By SCOTT BAUER
MADISON, Wis. (AP) — Gov. Scott Walker said Thursday he was frustrated that a registered sex offender and felon was allowed to stand alongside him during his State of the State speech.
Christopher Barber, a 32-year-old welder, was one of 13 newly hired workers Walker brought out to stand behind him during the opening minutes of his Wednesday speech as examples of how an improved economy is leading to more people finding work.
Barber wore his welding helmet and work gloves on stage. He waved to the audience in the Assembly chamber as he left the podium and Walker turned around and applauded.
“Every time we help someone find a job, it makes for a strong home, a stronger community, and a stronger state,” Walker said during his speech as Barber and the others stood behind him.
Walker didn’t know that Barber, of Two Rivers, is a registered sex offender with two felonies and three drunken-driving offenses. The Milwaukee Journal Sentinel first reported on his criminal record Thursday.
Online court records show that Barber was convicted of third-degree sexual assault in 2005 and sentenced to 10 years in prison.
“Obviously, it’s frustrating,” Walker said when asked about the situation after a speech to the Wisconsin Grocers Association.
Walker said he had assumed that the man’s employer, Ariens Co. in Brillion, had done a background check when it actually had not. Ariens spokeswoman Ann Stilp issued a statement saying the company recommended Barber for the speech as an example of an employee who had been unemployed before coming to Ariens.
“We recommended him because he demonstrated initiative in turning seasonal employment into full-time employment and used training to advance to a welder position within the company,” Stilp said. “We did this based on his job performance as an employee since December of 2012. As part of recommending him for the speech, we did not know the details of his record.”
Stilp said Ariens is now reviewing its hiring process.
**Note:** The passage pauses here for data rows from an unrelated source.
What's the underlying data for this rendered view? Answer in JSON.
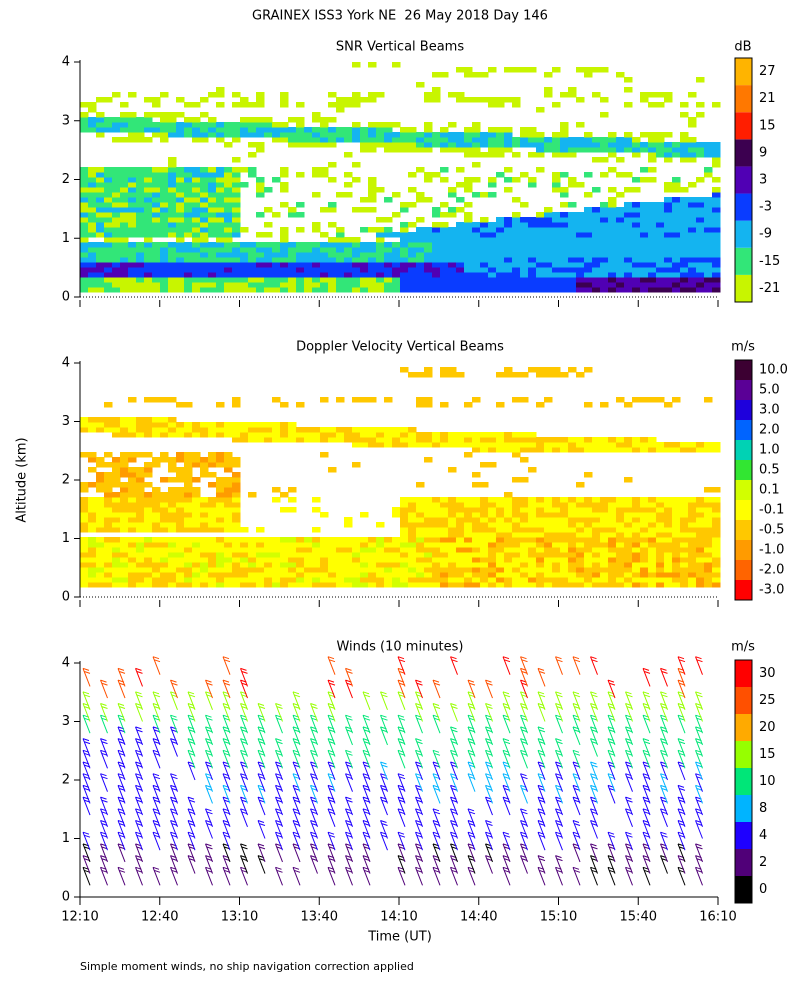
{
  "title": "GRAINEX ISS3 York NE  26 May 2018 Day 146",
  "y_label": "Altitude (km)",
  "x_label": "Time (UT)",
  "footnote": "Simple moment winds, no ship navigation correction applied",
  "chart_data": [
    {
      "type": "heatmap",
      "title": "SNR Vertical Beams",
      "ylim": [
        0,
        4
      ],
      "yticks": [
        0,
        1,
        2,
        3,
        4
      ],
      "colorbar": {
        "label": "dB",
        "ticks": [
          -21,
          -15,
          -9,
          -3,
          3,
          9,
          15,
          21,
          27
        ],
        "colors": [
          "#c8f500",
          "#32e678",
          "#14b4f0",
          "#0a3cff",
          "#5000b4",
          "#3c0050",
          "#ff1e00",
          "#ff7800",
          "#ffb400"
        ]
      }
    },
    {
      "type": "heatmap",
      "title": "Doppler Velocity Vertical Beams",
      "ylim": [
        0,
        4
      ],
      "yticks": [
        0,
        1,
        2,
        3,
        4
      ],
      "colorbar": {
        "label": "m/s",
        "ticks": [
          {
            "value": -3,
            "label": "-3.0"
          },
          {
            "value": -2,
            "label": "-2.0"
          },
          {
            "value": -1,
            "label": "-1.0"
          },
          -0.5,
          -0.1,
          0.1,
          0.5,
          {
            "value": 1,
            "label": "1.0"
          },
          {
            "value": 2,
            "label": "2.0"
          },
          {
            "value": 3,
            "label": "3.0"
          },
          {
            "value": 5,
            "label": "5.0"
          },
          {
            "value": 10,
            "label": "10.0"
          }
        ],
        "colors": [
          "#ff0000",
          "#ff6400",
          "#ff9b00",
          "#ffc800",
          "#ffff00",
          "#d2ff00",
          "#32e632",
          "#00d2b4",
          "#0064ff",
          "#1e00dc",
          "#5a0096",
          "#3c0032"
        ]
      }
    },
    {
      "type": "barbs",
      "title": "Winds (10 minutes)",
      "ylim": [
        0,
        4
      ],
      "yticks": [
        0,
        1,
        2,
        3,
        4
      ],
      "xticks": [
        "12:10",
        "12:40",
        "13:10",
        "13:40",
        "14:10",
        "14:40",
        "15:10",
        "15:40",
        "16:10"
      ],
      "colorbar": {
        "label": "m/s",
        "ticks": [
          0,
          2,
          4,
          8,
          10,
          15,
          20,
          25,
          30
        ],
        "colors": [
          "#000000",
          "#500078",
          "#1e00ff",
          "#00b4ff",
          "#00e678",
          "#96ff00",
          "#ffaa00",
          "#ff5000",
          "#ff0000"
        ]
      }
    }
  ]
}
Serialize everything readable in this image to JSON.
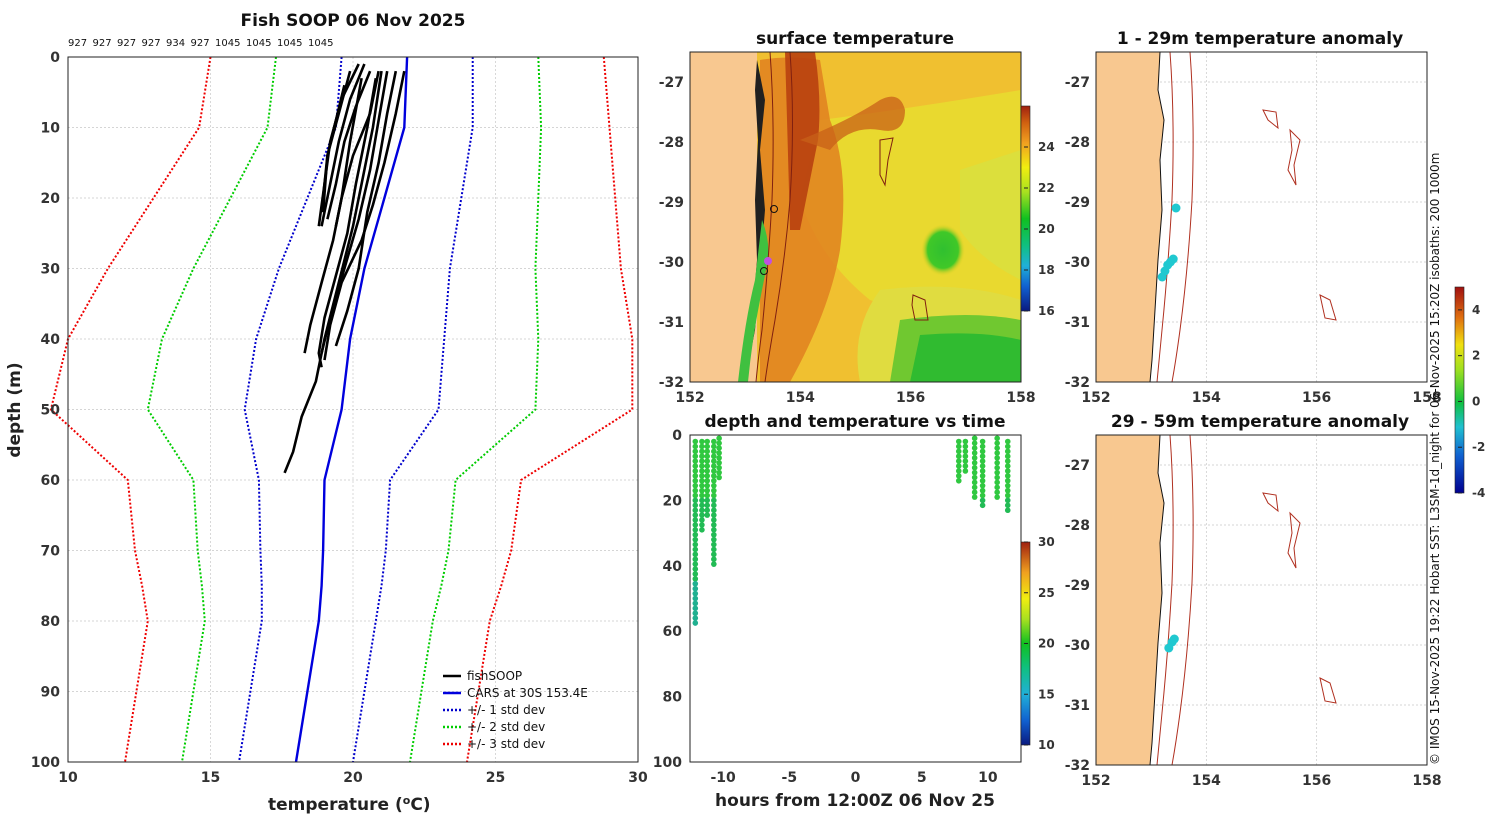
{
  "chart_data": [
    {
      "type": "line",
      "title": "Fish SOOP 06 Nov 2025",
      "top_labels": [
        "927",
        "927",
        "927",
        "927",
        "934",
        "927",
        "1045",
        "1045",
        "1045",
        "1045"
      ],
      "xlabel": "temperature (",
      "xlabel_sup": "o",
      "xlabel_unit": "C)",
      "ylabel": "depth (m)",
      "xlim": [
        10,
        30
      ],
      "ylim": [
        0,
        100
      ],
      "x_ticks": [
        10,
        15,
        20,
        25,
        30
      ],
      "y_ticks": [
        0,
        10,
        20,
        30,
        40,
        50,
        60,
        70,
        80,
        90,
        100
      ],
      "legend": [
        "fishSOOP",
        "CARS at 30S 153.4E",
        "+/- 1 std dev",
        "+/- 2 std dev",
        "+/- 3 std dev"
      ],
      "colors": {
        "fishSOOP": "#000000",
        "cars": "#0000dd",
        "std1": "#0000cc",
        "std2": "#00cc00",
        "std3": "#ee0000"
      },
      "cars_depth": [
        0,
        10,
        20,
        30,
        40,
        50,
        60,
        70,
        75,
        80,
        90,
        100
      ],
      "cars_temp": [
        21.9,
        21.8,
        21.1,
        20.4,
        19.9,
        19.6,
        19.0,
        18.95,
        18.9,
        18.8,
        18.4,
        18.0
      ],
      "std_offsets": {
        "std1": [
          [
            0,
            2.3
          ],
          [
            10,
            2.4
          ],
          [
            20,
            2.7
          ],
          [
            30,
            3.0
          ],
          [
            40,
            3.3
          ],
          [
            50,
            3.4
          ],
          [
            60,
            2.3
          ],
          [
            70,
            2.2
          ],
          [
            80,
            2.0
          ],
          [
            90,
            2.0
          ],
          [
            100,
            2.0
          ]
        ],
        "std2": [
          [
            0,
            4.6
          ],
          [
            10,
            4.8
          ],
          [
            20,
            5.4
          ],
          [
            30,
            6.0
          ],
          [
            40,
            6.6
          ],
          [
            50,
            6.8
          ],
          [
            60,
            4.6
          ],
          [
            70,
            4.4
          ],
          [
            80,
            4.0
          ],
          [
            90,
            4.0
          ],
          [
            100,
            4.0
          ]
        ],
        "std3": [
          [
            0,
            6.9
          ],
          [
            10,
            7.2
          ],
          [
            20,
            8.1
          ],
          [
            30,
            9.0
          ],
          [
            40,
            9.9
          ],
          [
            50,
            10.2
          ],
          [
            60,
            6.9
          ],
          [
            70,
            6.6
          ],
          [
            80,
            6.0
          ],
          [
            90,
            6.0
          ],
          [
            100,
            6.0
          ]
        ]
      },
      "profiles": [
        [
          [
            20.9,
            2
          ],
          [
            20.6,
            8
          ],
          [
            20.0,
            14
          ],
          [
            19.6,
            20
          ],
          [
            19.4,
            24
          ]
        ],
        [
          [
            20.6,
            2
          ],
          [
            20.1,
            7
          ],
          [
            19.7,
            12
          ],
          [
            19.4,
            18
          ],
          [
            19.1,
            23
          ]
        ],
        [
          [
            20.4,
            1
          ],
          [
            19.9,
            6
          ],
          [
            19.5,
            12
          ],
          [
            19.2,
            18
          ],
          [
            18.9,
            24
          ]
        ],
        [
          [
            20.2,
            1
          ],
          [
            19.6,
            6
          ],
          [
            19.2,
            12
          ],
          [
            19.0,
            18
          ],
          [
            18.8,
            24
          ]
        ],
        [
          [
            19.9,
            2
          ],
          [
            19.5,
            8
          ],
          [
            19.1,
            14
          ],
          [
            18.95,
            22
          ]
        ],
        [
          [
            19.7,
            4
          ],
          [
            19.4,
            9
          ],
          [
            19.1,
            14
          ],
          [
            18.9,
            22
          ]
        ],
        [
          [
            21.5,
            2
          ],
          [
            21.2,
            8
          ],
          [
            20.9,
            15
          ],
          [
            20.5,
            22
          ],
          [
            20.2,
            30
          ],
          [
            19.8,
            36
          ],
          [
            19.4,
            41
          ]
        ],
        [
          [
            21.2,
            2
          ],
          [
            20.9,
            9
          ],
          [
            20.6,
            16
          ],
          [
            20.2,
            23
          ],
          [
            19.7,
            30
          ],
          [
            19.2,
            37
          ],
          [
            18.9,
            42
          ]
        ],
        [
          [
            21.0,
            2
          ],
          [
            20.7,
            10
          ],
          [
            20.3,
            18
          ],
          [
            20.0,
            24
          ],
          [
            19.5,
            32
          ],
          [
            19.0,
            40
          ],
          [
            18.7,
            46
          ],
          [
            18.2,
            51
          ],
          [
            17.9,
            56
          ],
          [
            17.6,
            59
          ]
        ],
        [
          [
            20.8,
            3
          ],
          [
            20.5,
            10
          ],
          [
            20.1,
            18
          ],
          [
            19.8,
            25
          ],
          [
            19.4,
            31
          ],
          [
            19.0,
            37
          ],
          [
            18.8,
            42
          ],
          [
            18.9,
            44
          ]
        ],
        [
          [
            20.3,
            3
          ],
          [
            19.9,
            12
          ],
          [
            19.6,
            20
          ],
          [
            19.3,
            26
          ],
          [
            18.9,
            32
          ],
          [
            18.5,
            38
          ],
          [
            18.3,
            42
          ]
        ],
        [
          [
            21.8,
            2
          ],
          [
            21.5,
            8
          ],
          [
            21.1,
            15
          ],
          [
            20.7,
            21
          ],
          [
            20.3,
            26
          ],
          [
            19.6,
            32
          ],
          [
            19.2,
            38
          ],
          [
            19.0,
            43
          ]
        ]
      ]
    },
    {
      "type": "heatmap",
      "title": "surface temperature",
      "xlim": [
        152,
        158
      ],
      "ylim": [
        -32,
        -26.5
      ],
      "x_ticks": [
        152,
        154,
        156,
        158
      ],
      "y_ticks": [
        -27,
        -28,
        -29,
        -30,
        -31,
        -32
      ],
      "colorbar_range": [
        16,
        26
      ],
      "colorbar_ticks": [
        24,
        22,
        20,
        18,
        16
      ]
    },
    {
      "type": "heatmap",
      "title": "1 - 29m temperature anomaly",
      "xlim": [
        152,
        158
      ],
      "ylim": [
        -32,
        -26.5
      ],
      "x_ticks": [
        152,
        154,
        156,
        158
      ],
      "y_ticks": [
        -27,
        -28,
        -29,
        -30,
        -31,
        -32
      ],
      "points": [
        [
          153.45,
          -29.1
        ],
        [
          153.4,
          -29.95
        ],
        [
          153.35,
          -30.0
        ],
        [
          153.3,
          -30.05
        ],
        [
          153.25,
          -30.15
        ],
        [
          153.2,
          -30.25
        ]
      ]
    },
    {
      "type": "scatter",
      "title": "depth and temperature vs time",
      "xlabel": "hours from 12:00Z 06 Nov 25",
      "xlim": [
        -12.5,
        12.5
      ],
      "ylim": [
        0,
        100
      ],
      "x_ticks": [
        -10,
        -5,
        0,
        5,
        10
      ],
      "y_ticks": [
        0,
        20,
        40,
        60,
        80,
        100
      ],
      "colorbar_range": [
        10,
        30
      ],
      "colorbar_ticks": [
        30,
        25,
        20,
        15,
        10
      ],
      "casts": [
        [
          -12.1,
          2,
          58
        ],
        [
          -11.6,
          2,
          30
        ],
        [
          -11.2,
          2,
          25
        ],
        [
          -10.7,
          2,
          40
        ],
        [
          -10.3,
          1,
          14
        ],
        [
          7.8,
          2,
          14
        ],
        [
          8.3,
          2,
          11
        ],
        [
          9.0,
          1,
          20
        ],
        [
          9.6,
          2,
          22
        ],
        [
          10.7,
          1,
          20
        ],
        [
          11.5,
          2,
          24
        ]
      ]
    },
    {
      "type": "heatmap",
      "title": "29 - 59m temperature anomaly",
      "xlim": [
        152,
        158
      ],
      "ylim": [
        -32,
        -26.5
      ],
      "x_ticks": [
        152,
        154,
        156,
        158
      ],
      "y_ticks": [
        -27,
        -28,
        -29,
        -30,
        -31,
        -32
      ],
      "points": [
        [
          153.42,
          -29.9
        ],
        [
          153.38,
          -29.95
        ],
        [
          153.32,
          -30.05
        ]
      ]
    },
    {
      "type": "colorbar",
      "range": [
        -4,
        5
      ],
      "ticks": [
        4,
        2,
        0,
        -2,
        -4
      ]
    }
  ],
  "credit": "© IMOS 15-Nov-2025 19:22 Hobart SST: L3SM-1d_night for 06-Nov-2025 15:20Z isobaths: 200  1000m"
}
A phone number for Barber could not immediately be found.
“Out of all the people who were out there, all of them had background checks,” Walker said. “This particular individual was one of the last people added. He came from a credible employer in the state who gave us the suggestion at the last minute.”
Walker emphasized that those asked to join him during the speech were workers recommended by their employers.
“There were thousands of other examples we could have used and that would have been preferred,” he said of Barber.